Nach dem Mittag machte ich mich auf den Weg zum Musikraum, wo das Vorspiel in Thun durchgeführt wurde. Ich starb fast vor Nervosität. Meine Hände zitterten, als ich die Tür aufdrückte. Aber sobald ich zu spielen begann, verschwand die Aufregung plötzlich. Eine innere Ruhe füllte mich aus. Ich machte zwar einige Fehler, aber alles in allem war ich zufrieden mit meiner Leistung. Die Jury sah das genauso und überreichte mir lächelnd den Umschlag mit den genaueren Infos zum Winterkonzert. Am liebsten hätte ich geschrien vor Freude. Als ich in der Pause auf meine Leute traf, fiel ich Vito gleich stürmisch um den Hals. Er hob mich hoch und drehte sich einmal im Kreis mit mir, bevor er mich wieder absetzte und mich sanft küsste.

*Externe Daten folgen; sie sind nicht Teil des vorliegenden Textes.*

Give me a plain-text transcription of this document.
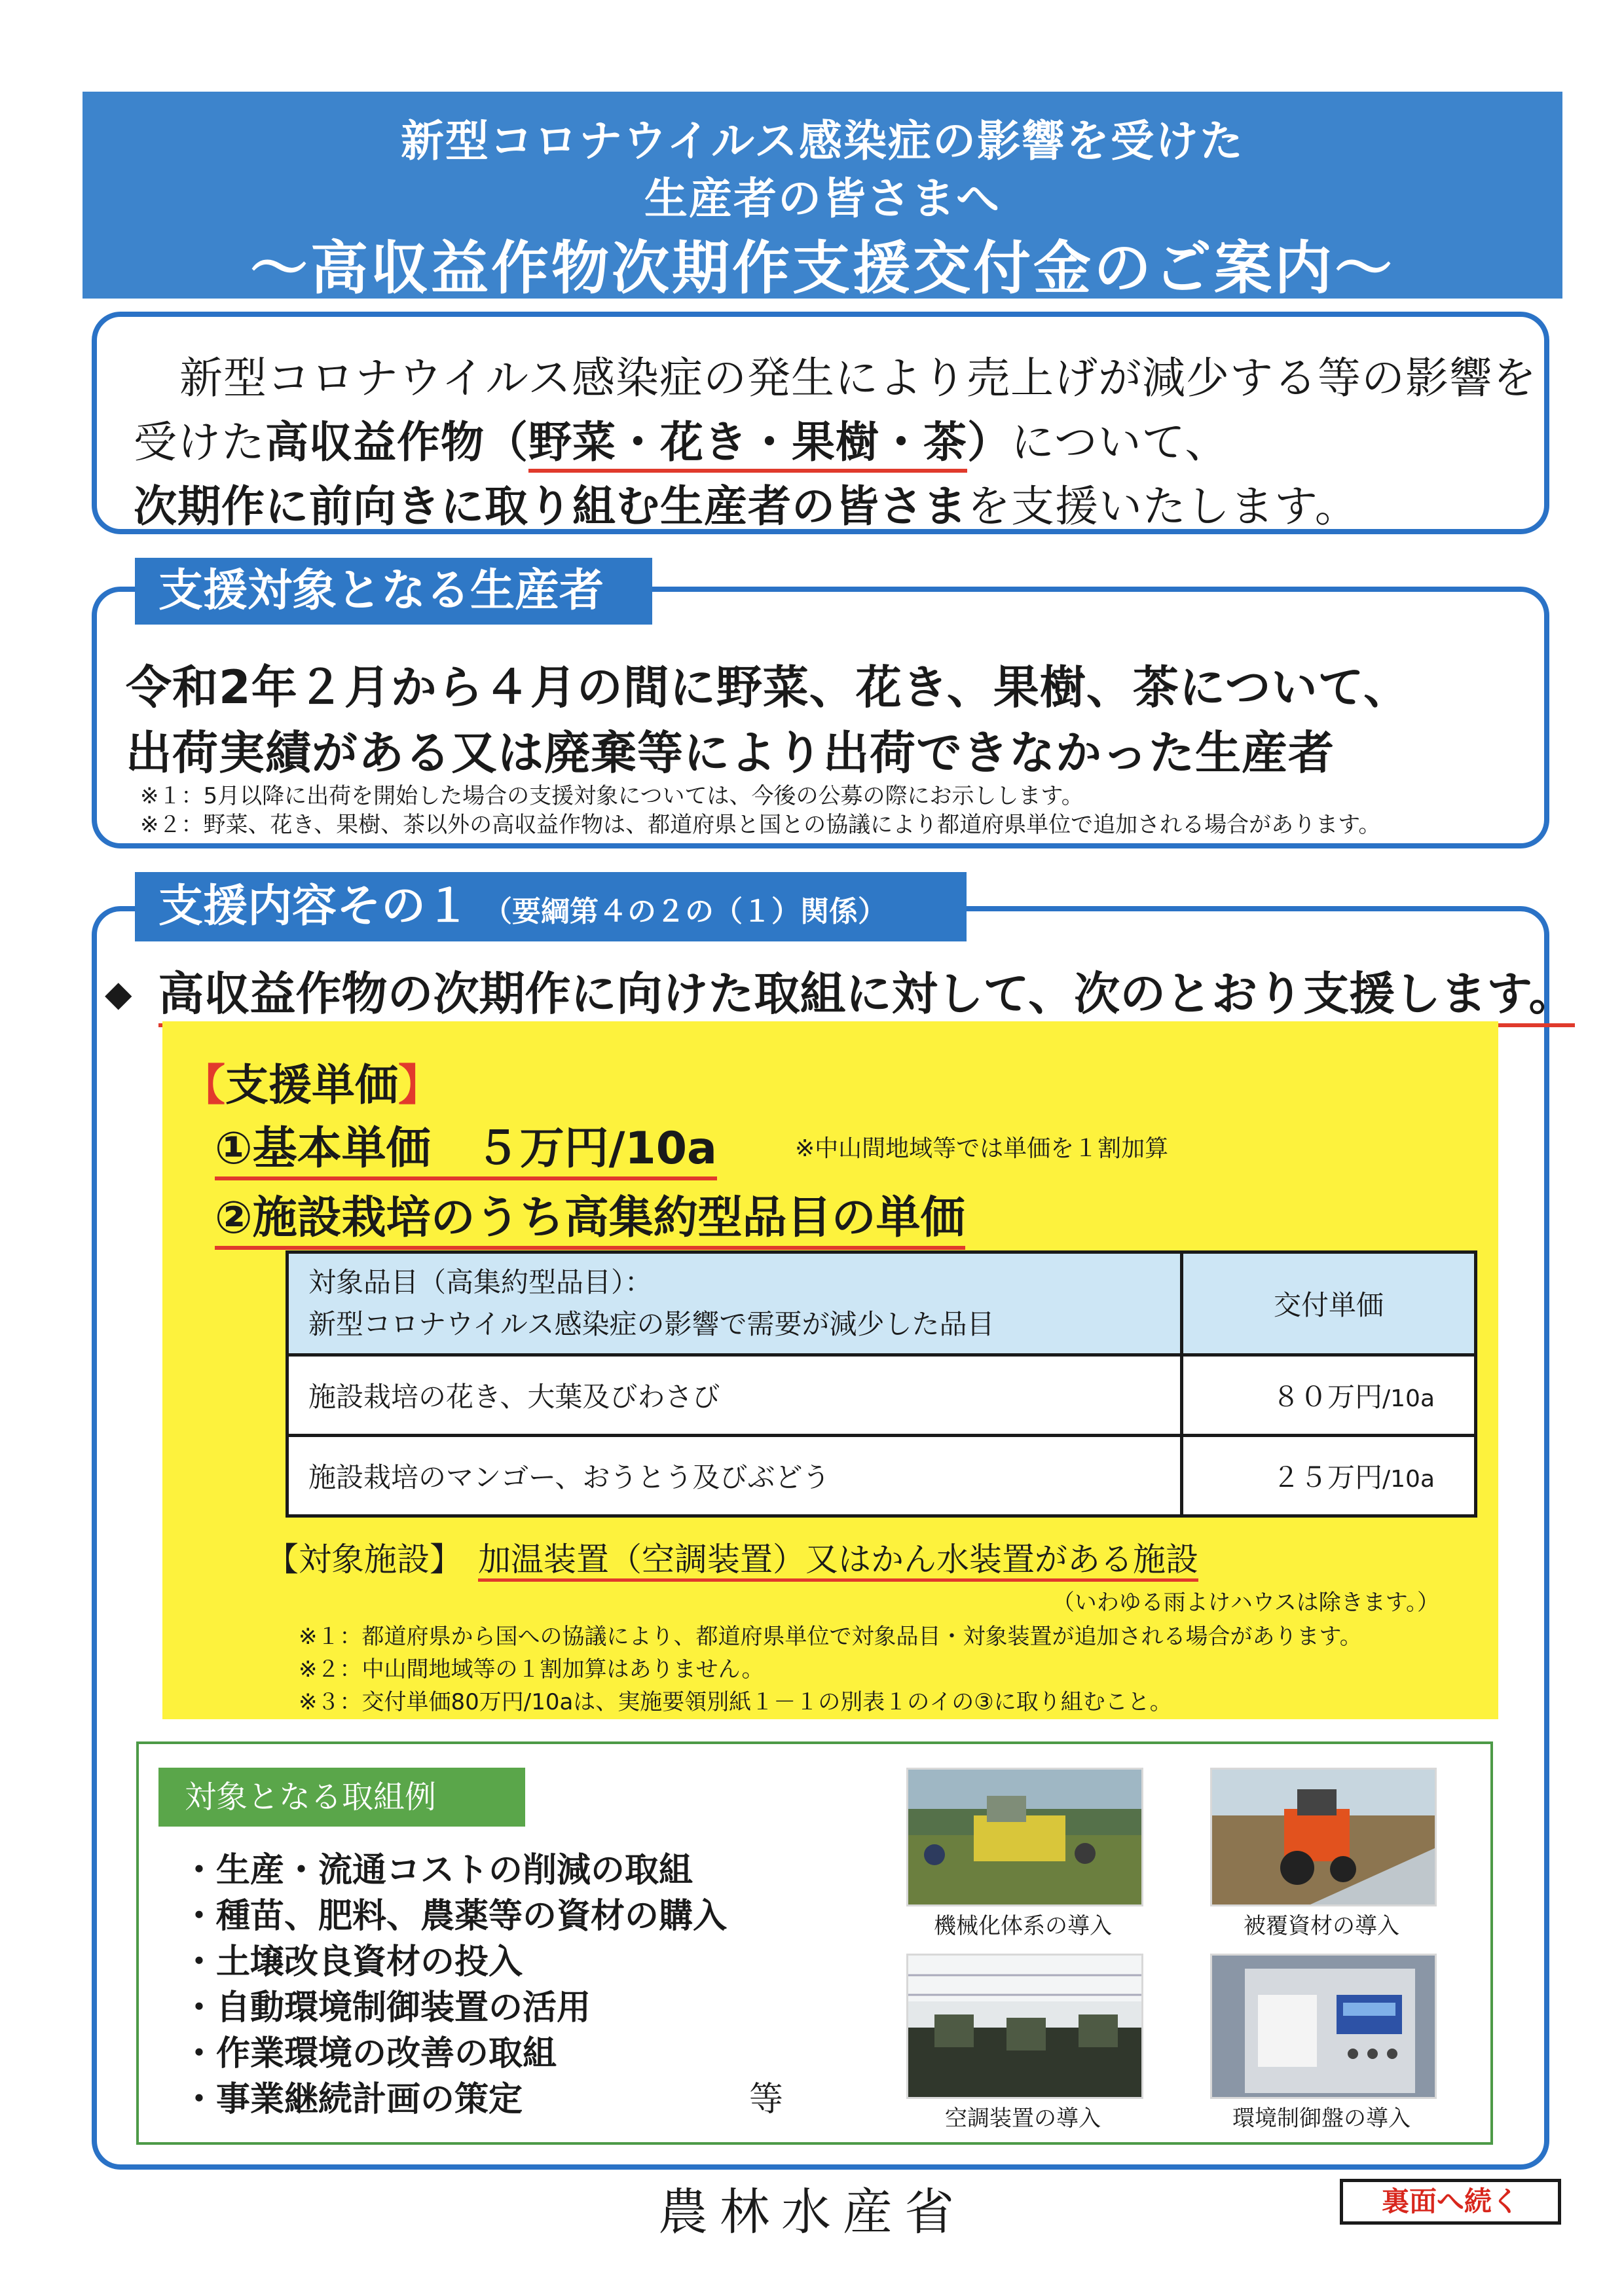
新型コロナウイルス感染症の影響を受けた
生産者の皆さまへ
～高収益作物次期作支援交付金のご案内～
新型コロナウイルス感染症の発生により売上げが減少する等の影響を
受けた高収益作物（野菜・花き・果樹・茶）について、
次期作に前向きに取り組む生産者の皆さまを支援いたします。
令和2年２月から４月の間に野菜、花き、果樹、茶について、
出荷実績がある又は廃棄等により出荷できなかった生産者
※１：5月以降に出荷を開始した場合の支援対象については、今後の公募の際にお示しします。
※２：野菜、花き、果樹、茶以外の高収益作物は、都道府県と国との協議により都道府県単位で追加される場合があります。
支援対象となる生産者
支援内容その１ （要綱第４の２の（１）関係）
◆ 高収益作物の次期作に向けた取組に対して、次のとおり支援します。
【支援単価】
①基本単価　５万円/10a	※中山間地域等では単価を１割加算
②施設栽培のうち高集約型品目の単価
対象品目（高集約型品目）：
新型コロナウイルス感染症の影響で需要が減少した品目	交付単価
施設栽培の花き、大葉及びわさび	８０万円/10a
施設栽培のマンゴー、おうとう及びぶどう	２５万円/10a
【対象施設】 加温装置（空調装置）又はかん水装置がある施設
（いわゆる雨よけハウスは除きます。）
※１：都道府県から国への協議により、都道府県単位で対象品目・対象装置が追加される場合があります。
※２：中山間地域等の１割加算はありません。
※３：交付単価80万円/10aは、実施要領別紙１－１の別表１のイの③に取り組むこと。
対象となる取組例
・生産・流通コストの削減の取組
・種苗、肥料、農薬等の資材の購入
・土壌改良資材の投入
・自動環境制御装置の活用
・作業環境の改善の取組
・事業継続計画の策定	等
機械化体系の導入	被覆資材の導入
空調装置の導入	環境制御盤の導入
農林水産省	裏面へ続く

„Willst du eigentlich immer noch an die Hanns Eisler Schule in Berlin?", fragte mich Müri, als wir zu unseren Fahrrädern gingen. Ich schüttelte den Kopf und griff nach Vitos Hand. „Nein, ich werde nicht vorspielen. Ich werde nach Bern gehen und dort studieren, wie Chris es getan hat. Ich will nicht weg von hier."